Nothing Touches Production Without a Trail
In EKOM, there is no code path from a chat message to a production write. Every change is a versioned patch. Every patch has a reason. Every reason has a record.

The Illusion
Editing product data should be simple. Change the value. Save. Done.
That's how every tool works. That's how spreadsheets work. That's how humans think about data changes.
And it's exactly the wrong model for AI-operated systems.
The Tension
When a human edits a product title, they know what they changed and why. The context lives in their head.
When an agent edits a product title, the context lives nowhere. Unless you build it into the system.
A direct edit is a fact without a story. It tells you what the value is now. It doesn't tell you what it was before, why it changed, who approved the change, or how to undo it.
For one product, this doesn't matter. For a batch of 200 products modified by an AI agent, it's a compliance nightmare.
The Turning Point
The atomic unit of work in EKOM isn't an edit. It's a Patch.
A Patch is a structured object: field diffs with before and after values, a reason code explaining why, a risk level, a confidence score, a status that tracks its lifecycle from proposed to approved to deployed, and a rollback pointer linking to the previous version.
Every change (whether initiated by an agent, a user, or an automated policy) flows through this system. There is no code path from a chat message to a production catalog write.
The Risk
Without patches, you get three problems that compound over time.
No reversibility. An agent fills "material" with the wrong value. How do you undo it? With direct edits, you're guessing. With patches, you revert. The previous value is restored.
No accountability. Enterprise brands ask "what changed?" With direct edits, you audit database logs. With patches, every change is an audit event: who proposed it, who approved it, when it deployed, what the previous value was.
No staged deployment. With direct edits, changes are live the moment they're made. With patches, you preview what would change before it changes. Sandbox mode shows the diff without applying it.
The Principle
Make the atomic unit of work a Patch, not a direct edit, and every downstream system gets the same structured contract.
Approval, deployment, audit, rollback: they all operate on the same object. The patch is the contract between agents and the catalog.
This is a deliberate architectural constraint.

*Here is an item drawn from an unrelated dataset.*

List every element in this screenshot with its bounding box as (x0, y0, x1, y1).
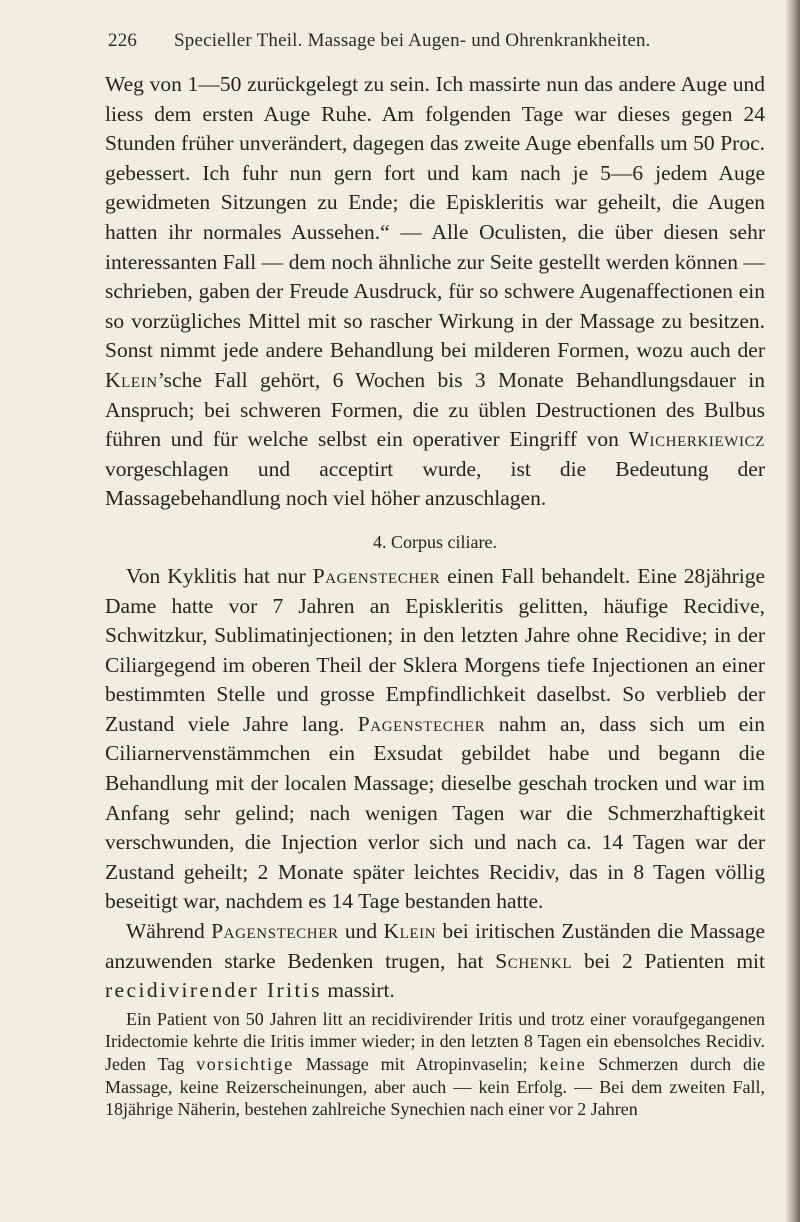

It makes the system slower than "just write to Shopify." But it makes the system safe, auditable, and reversible.
For production catalog data, that tradeoff is correct.
The Future
Every AI system that operates on real data will eventually need this pattern. Not because it's elegant, but because it's necessary.
The alternative is silent corruption. Changes without context. Mutations without memory.
Nothing touches production without a trail. That's not a feature. That's the foundation.